En enero de 2020, poco antes de que empezara la pandemia de COVID-19, un hombre de 56 años acudió a una clínica de Boston. Pero el motivo de su consulta no era una afección respiratoria, sino cutánea: tenía unas erupciones en la piel que se habían extendido por todo el brazo izquierdo.

Lo que parecía un simple sarpullido se convirtió en algo más grave. El dolor era insoportable y ya no solo afectaba a un brazo, sino que se había extendido por todas las extremidades. Los médicos tuvieron que extirpar el tejido necrosado, pero no encontraban el motivo de su dolencia.

Tras realizar un estudio de anatomía patológica descubrieron que el culpable era una combinación de bacterias, entre ellas una especialmente nociva y resistente a todo tipo de antibióticos. Los doctores hicieron cuanto pudieron para ayudar al paciente, pero la infección no remitía. Su vida corría serio peligro, pero todavía quedaba una última oportunidad… 

Finalmente el equipo médico decidió in extremis administrarle un tratamiento de choque. No se trataba de ningún nuevo antibiótico, sino de un virus devorador de bacterias. Y dio resultado.

Contra todo pronóstico, el paciente se recuperó, y el caso sirvió de modelo para una investigación publicada hace 2 años en la revista Nature sobre la eficacia del uso de virus para aplacar las bacterias resistentes a estos medicamentos.

Estos virus, llamados bacteriófagos, o simplemente fagos, ya eran conocidos anteriormente por la comunidad científica, pero hasta hace poco no se había estudiado cómo usarlos para combatir infecciones.

Tienen muchos puntos a favor, y es que son muy abundantes. Además, son completamente inocuos para los seres humanos. Pero el inconveniente es que son extremadamente selectos, pues solo se alimentan de un tipo específico de bacteria, por lo que es difícil dar con el virus adecuado para combatir una infección.

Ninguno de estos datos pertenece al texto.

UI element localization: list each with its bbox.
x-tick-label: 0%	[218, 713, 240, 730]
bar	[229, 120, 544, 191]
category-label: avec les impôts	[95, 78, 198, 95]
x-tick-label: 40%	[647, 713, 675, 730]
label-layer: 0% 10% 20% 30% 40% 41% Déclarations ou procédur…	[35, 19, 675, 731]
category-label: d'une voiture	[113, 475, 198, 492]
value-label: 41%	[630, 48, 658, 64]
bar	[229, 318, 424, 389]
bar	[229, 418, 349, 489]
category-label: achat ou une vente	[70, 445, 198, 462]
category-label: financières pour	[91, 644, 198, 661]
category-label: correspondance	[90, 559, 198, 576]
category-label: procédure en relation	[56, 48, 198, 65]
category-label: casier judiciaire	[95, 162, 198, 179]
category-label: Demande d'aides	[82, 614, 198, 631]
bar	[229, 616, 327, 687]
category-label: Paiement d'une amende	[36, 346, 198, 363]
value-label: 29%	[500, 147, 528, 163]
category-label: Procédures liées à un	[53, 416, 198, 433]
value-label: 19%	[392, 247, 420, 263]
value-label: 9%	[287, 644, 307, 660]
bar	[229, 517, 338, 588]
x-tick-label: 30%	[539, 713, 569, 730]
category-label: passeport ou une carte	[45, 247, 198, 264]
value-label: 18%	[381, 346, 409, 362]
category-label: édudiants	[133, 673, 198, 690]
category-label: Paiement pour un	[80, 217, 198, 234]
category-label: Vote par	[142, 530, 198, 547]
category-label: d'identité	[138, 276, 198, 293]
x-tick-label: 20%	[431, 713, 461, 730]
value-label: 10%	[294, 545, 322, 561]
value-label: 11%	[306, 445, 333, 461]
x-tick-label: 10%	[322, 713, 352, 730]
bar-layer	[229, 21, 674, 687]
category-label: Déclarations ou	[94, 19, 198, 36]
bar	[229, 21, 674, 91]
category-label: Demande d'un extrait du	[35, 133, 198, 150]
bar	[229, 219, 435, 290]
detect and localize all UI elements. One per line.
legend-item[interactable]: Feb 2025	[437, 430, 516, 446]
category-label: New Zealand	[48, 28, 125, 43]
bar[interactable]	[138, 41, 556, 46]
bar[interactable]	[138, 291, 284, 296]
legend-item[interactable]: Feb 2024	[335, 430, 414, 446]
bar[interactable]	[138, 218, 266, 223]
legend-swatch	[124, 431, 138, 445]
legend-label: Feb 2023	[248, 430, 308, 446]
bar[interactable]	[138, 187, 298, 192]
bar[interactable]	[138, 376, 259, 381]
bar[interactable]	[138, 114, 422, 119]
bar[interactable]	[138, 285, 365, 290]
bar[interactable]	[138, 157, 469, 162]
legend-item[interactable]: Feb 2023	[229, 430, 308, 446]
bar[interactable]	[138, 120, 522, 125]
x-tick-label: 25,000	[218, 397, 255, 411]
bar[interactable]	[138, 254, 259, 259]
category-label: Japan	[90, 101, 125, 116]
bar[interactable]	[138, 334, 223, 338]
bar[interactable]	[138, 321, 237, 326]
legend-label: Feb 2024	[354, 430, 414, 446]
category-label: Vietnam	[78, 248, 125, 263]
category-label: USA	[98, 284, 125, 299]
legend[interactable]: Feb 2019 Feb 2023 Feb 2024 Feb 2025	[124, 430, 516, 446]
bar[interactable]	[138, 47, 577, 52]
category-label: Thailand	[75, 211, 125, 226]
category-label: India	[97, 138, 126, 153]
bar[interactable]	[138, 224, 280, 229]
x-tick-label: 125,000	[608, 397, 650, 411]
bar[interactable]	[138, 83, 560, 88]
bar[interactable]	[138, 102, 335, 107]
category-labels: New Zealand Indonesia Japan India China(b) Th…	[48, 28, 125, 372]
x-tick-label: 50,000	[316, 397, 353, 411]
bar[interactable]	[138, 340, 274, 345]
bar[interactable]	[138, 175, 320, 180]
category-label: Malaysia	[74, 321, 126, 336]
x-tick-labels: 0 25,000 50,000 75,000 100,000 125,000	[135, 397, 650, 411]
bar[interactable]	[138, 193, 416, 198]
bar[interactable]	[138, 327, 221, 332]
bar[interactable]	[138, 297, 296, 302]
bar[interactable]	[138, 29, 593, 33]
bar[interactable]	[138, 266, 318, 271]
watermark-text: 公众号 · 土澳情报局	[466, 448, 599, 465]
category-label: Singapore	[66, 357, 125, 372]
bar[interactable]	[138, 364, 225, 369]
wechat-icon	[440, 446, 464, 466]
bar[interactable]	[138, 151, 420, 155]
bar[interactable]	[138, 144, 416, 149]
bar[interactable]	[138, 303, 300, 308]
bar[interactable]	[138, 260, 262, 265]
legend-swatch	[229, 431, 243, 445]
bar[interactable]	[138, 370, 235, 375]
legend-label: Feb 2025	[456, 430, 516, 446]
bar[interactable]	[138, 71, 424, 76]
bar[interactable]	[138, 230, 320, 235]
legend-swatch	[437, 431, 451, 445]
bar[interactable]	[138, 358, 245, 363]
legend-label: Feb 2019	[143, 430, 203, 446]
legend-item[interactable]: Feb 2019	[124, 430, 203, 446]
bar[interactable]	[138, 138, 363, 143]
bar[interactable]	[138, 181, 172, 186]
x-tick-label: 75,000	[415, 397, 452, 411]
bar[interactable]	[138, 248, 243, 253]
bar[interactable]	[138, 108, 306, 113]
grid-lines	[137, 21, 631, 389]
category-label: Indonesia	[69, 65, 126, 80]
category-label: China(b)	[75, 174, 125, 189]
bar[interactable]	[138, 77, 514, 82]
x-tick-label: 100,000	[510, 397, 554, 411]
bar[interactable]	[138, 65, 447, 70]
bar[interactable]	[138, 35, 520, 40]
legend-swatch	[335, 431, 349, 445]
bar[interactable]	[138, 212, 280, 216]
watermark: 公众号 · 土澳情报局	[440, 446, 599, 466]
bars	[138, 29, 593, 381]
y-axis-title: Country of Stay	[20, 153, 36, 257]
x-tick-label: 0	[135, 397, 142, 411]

Sin embargo, sabemos que son seguros y eficaces. En 2022 un estudio publicado en la revista Clinical Infectious Diseases en el que participaron investigadores del hospital Vall d’Hebron de Barcelona concluyó que más del 50% de los pacientes a quienes les habían administrado este tratamiento vírico presentaron mejoras significativas. Además, ninguno de ellos manifestó síntomas de rechazo.

El problema son los pocos virus disponibles. Por ello será crucial que, a medida que se vayan probando, nuevos patógenos engrosen las librerías víricas existentes. Todo esfuerzo es poco para combatir un peligro acuciante que no deberíamos pasar por alto, y es que la OMS estima que las superbacterias causan alrededor de unas 700.000 muertes al año, una cifra que podría multiplicarse hasta alcanzar los 10 millones de decesos en 2050. Poca broma.